About Adjusted EBITDA
The Company defines EBITDA as net income (loss) attributable to EnergySolutions plus interest expense (including the effects of interest rate derivative agreements), income taxes, depreciation, impairment charges and amortization. The Company defines Adjusted EBITDA as EBITDA plus non-cash equity compensation expense and, non-cash accretion expense, plus or minus nuclear decommissioning trust fund gains or losses net of management fees, and we have included the changes in ARO cost estimates for the Zion Project as an adjustment to EBITDA to remove certain effects of ARO accounting from this measure. Adjusted EBITDA, as presented in this release, is a supplemental measure of the Company’s performance that is not required by, or presented in accordance with, generally accepted accounting principles in the United States (“GAAP”).
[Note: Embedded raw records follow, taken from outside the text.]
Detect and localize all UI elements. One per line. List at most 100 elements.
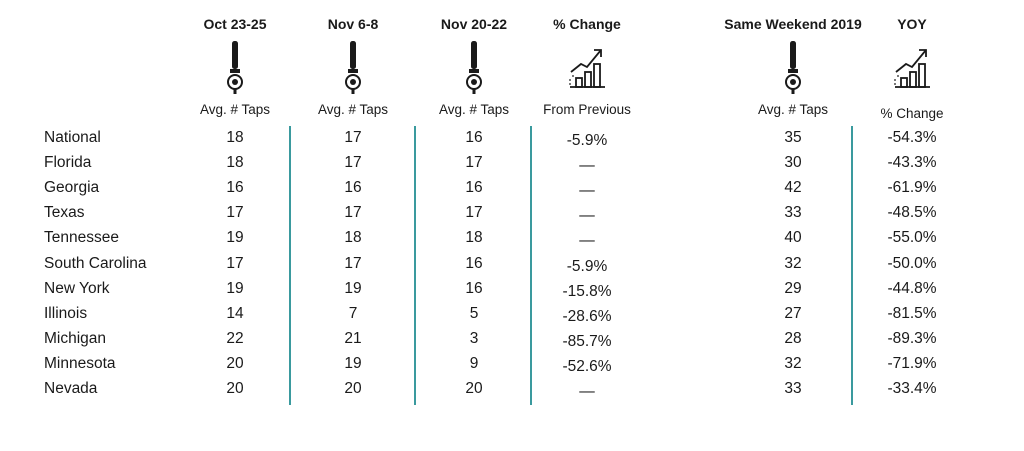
beer-tap-icon bbox=[785, 41, 801, 94]
cell-nov20: 9 bbox=[469, 354, 479, 372]
cell-nov20: 17 bbox=[465, 204, 483, 222]
row-state-label: Illinois bbox=[44, 304, 88, 322]
row-state-label: New York bbox=[44, 279, 110, 297]
column-divider bbox=[414, 126, 416, 405]
cell-change: -5.9% bbox=[566, 257, 608, 275]
cell-change: — bbox=[579, 232, 595, 250]
cell-same2019: 27 bbox=[784, 304, 802, 322]
cell-nov20: 17 bbox=[465, 154, 483, 172]
cell-nov20: 3 bbox=[469, 329, 479, 347]
cell-change: -5.9% bbox=[566, 132, 608, 149]
cell-change: -52.6% bbox=[562, 357, 612, 375]
cell-same2019: 28 bbox=[784, 329, 802, 347]
cell-yoy: -81.5% bbox=[887, 304, 937, 322]
row-state-label: Nevada bbox=[44, 380, 98, 397]
cell-oct: 19 bbox=[226, 279, 244, 297]
row-state-label: Tennessee bbox=[44, 229, 119, 247]
cell-yoy: -71.9% bbox=[887, 354, 937, 372]
table-row: Georgia 16 16 16 — 42 -61.9% bbox=[0, 176, 1024, 201]
cell-oct: 20 bbox=[226, 380, 244, 397]
cell-yoy: -50.0% bbox=[887, 254, 937, 272]
table-row: Illinois 14 7 5 -28.6% 27 -81.5% bbox=[0, 302, 1024, 327]
cell-nov6: 17 bbox=[344, 129, 362, 146]
cell-nov6: 19 bbox=[344, 279, 362, 297]
table-row: National 18 17 16 -5.9% 35 -54.3% bbox=[0, 126, 1024, 151]
table-row: South Carolina 17 17 16 -5.9% 32 -50.0% bbox=[0, 252, 1024, 277]
subheader-oct: Avg. # Taps bbox=[199, 102, 271, 117]
cell-same2019: 32 bbox=[784, 354, 802, 372]
cell-oct: 22 bbox=[226, 329, 244, 347]
cell-nov6: 21 bbox=[344, 329, 362, 347]
cell-same2019: 30 bbox=[784, 154, 802, 172]
column-divider bbox=[289, 126, 291, 405]
header-change: % Change bbox=[553, 16, 621, 32]
cell-same2019: 40 bbox=[784, 229, 802, 247]
cell-nov20: 16 bbox=[465, 129, 483, 146]
cell-nov6: 16 bbox=[344, 179, 362, 197]
cell-oct: 19 bbox=[226, 229, 244, 247]
subheader-nov6: Avg. # Taps bbox=[317, 102, 389, 117]
cell-same2019: 33 bbox=[784, 380, 802, 397]
cell-change: — bbox=[579, 383, 595, 400]
cell-same2019: 42 bbox=[784, 179, 802, 197]
table-row: Texas 17 17 17 — 33 -48.5% bbox=[0, 201, 1024, 226]
row-state-label: Minnesota bbox=[44, 354, 116, 372]
column-divider bbox=[851, 126, 853, 405]
growth-chart-icon bbox=[569, 49, 605, 88]
cell-yoy: -54.3% bbox=[887, 129, 937, 146]
cell-nov6: 18 bbox=[344, 229, 362, 247]
cell-oct: 18 bbox=[226, 154, 244, 172]
cell-yoy: -43.3% bbox=[887, 154, 937, 172]
growth-chart-icon bbox=[894, 49, 930, 88]
cell-same2019: 32 bbox=[784, 254, 802, 272]
header-nov6: Nov 6-8 bbox=[327, 16, 379, 32]
cell-change: — bbox=[579, 157, 595, 175]
cell-nov6: 19 bbox=[344, 354, 362, 372]
cell-yoy: -89.3% bbox=[887, 329, 937, 347]
header-oct: Oct 23-25 bbox=[203, 16, 267, 32]
header-nov20: Nov 20-22 bbox=[440, 16, 508, 32]
cell-same2019: 35 bbox=[784, 129, 802, 146]
cell-yoy: -33.4% bbox=[887, 380, 937, 397]
row-state-label: South Carolina bbox=[44, 254, 147, 272]
cell-change: -85.7% bbox=[562, 332, 612, 350]
cell-nov20: 20 bbox=[465, 380, 483, 397]
table-row: New York 19 19 16 -15.8% 29 -44.8% bbox=[0, 277, 1024, 302]
cell-change: — bbox=[579, 207, 595, 225]
cell-nov6: 17 bbox=[344, 154, 362, 172]
cell-change: — bbox=[579, 182, 595, 200]
cell-change: -28.6% bbox=[562, 307, 612, 325]
table-row: Michigan 22 21 3 -85.7% 28 -89.3% bbox=[0, 327, 1024, 352]
cell-nov6: 20 bbox=[344, 380, 362, 397]
cell-nov20: 16 bbox=[465, 254, 483, 272]
cell-nov20: 5 bbox=[469, 304, 479, 322]
cell-nov6: 17 bbox=[344, 204, 362, 222]
subheader-nov20: Avg. # Taps bbox=[438, 102, 510, 117]
cell-oct: 17 bbox=[226, 254, 244, 272]
cell-oct: 20 bbox=[226, 354, 244, 372]
table-row: Nevada 20 20 20 — 33 -33.4% bbox=[0, 377, 1024, 402]
table-row: Florida 18 17 17 — 30 -43.3% bbox=[0, 151, 1024, 176]
column-divider bbox=[530, 126, 532, 405]
row-state-label: Georgia bbox=[44, 179, 100, 197]
cell-oct: 17 bbox=[226, 204, 244, 222]
cell-oct: 14 bbox=[226, 304, 244, 322]
cell-oct: 16 bbox=[226, 179, 244, 197]
beer-tap-icon bbox=[345, 41, 361, 94]
cell-yoy: -61.9% bbox=[887, 179, 937, 197]
cell-yoy: -55.0% bbox=[887, 229, 937, 247]
cell-yoy: -44.8% bbox=[887, 279, 937, 297]
subheader-yoy: % Change bbox=[880, 106, 944, 121]
row-state-label: Michigan bbox=[44, 329, 107, 347]
row-state-label: National bbox=[44, 129, 101, 146]
beer-tap-icon bbox=[227, 41, 243, 94]
cell-nov6: 7 bbox=[348, 304, 358, 322]
cell-nov6: 17 bbox=[344, 254, 362, 272]
cell-nov20: 16 bbox=[465, 279, 483, 297]
subheader-change: From Previous bbox=[543, 102, 631, 117]
cell-nov20: 16 bbox=[465, 179, 483, 197]
row-state-label: Florida bbox=[44, 154, 92, 172]
cell-oct: 18 bbox=[226, 129, 244, 146]
table-row: Tennessee 19 18 18 — 40 -55.0% bbox=[0, 226, 1024, 251]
It is not a measure of the Company’s financial performance under GAAP and should not be considered as an alternative to net income, GAAP EBITDA or any other performance measures derived in accordance with GAAP or as alternatives to cash flow from operating activities as measures of the Company’s liquidity.
The Company’s measurement of Adjusted EBITDA may not be comparable to similarly titled measures of other companies. The Company has included information concerning Adjusted EBITDA in this release because it is used by management to measure operating performance and because the Company believes that such information is often used by certain investors for modeling.
Adjusted EBITDA has limitations as an analytical tool, and investors should not consider it in isolation, or as a substitute for analysis of the Company’s operating results or cash flows as reported under GAAP. Some of these limitations are:
- It does not reflect the Company’s cash flows, cash expenditures, or future requirements for capital expenditures or contractual commitments;
- It does not reflect changes in, or cash requirements for, the Company’s working capital needs;
- It does not reflect the significant interest expense or the cash requirements necessary to service interest or principal payments on the Company’s debt;
- Although depreciation is a non-cash charge, the assets being depreciated will often have to be replaced in the future, and Adjusted EBITDA does not reflect any cash requirements for such replacements;
- It is not adjusted for all non-cash income or expense items that are reflected in the Company’s statements of cash flows; and
- Other companies in the Company’s industry may calculate this measure differently than the Company does, limiting its usefulness as a comparative measure.
Because of these limitations, Adjusted EBITDA should not be considered as a measure of discretionary cash available to the Company to invest in the growth of its business. The Company compensates for these limitations by relying primarily on its GAAP results and using Adjusted EBITDA only for supplemental purposes.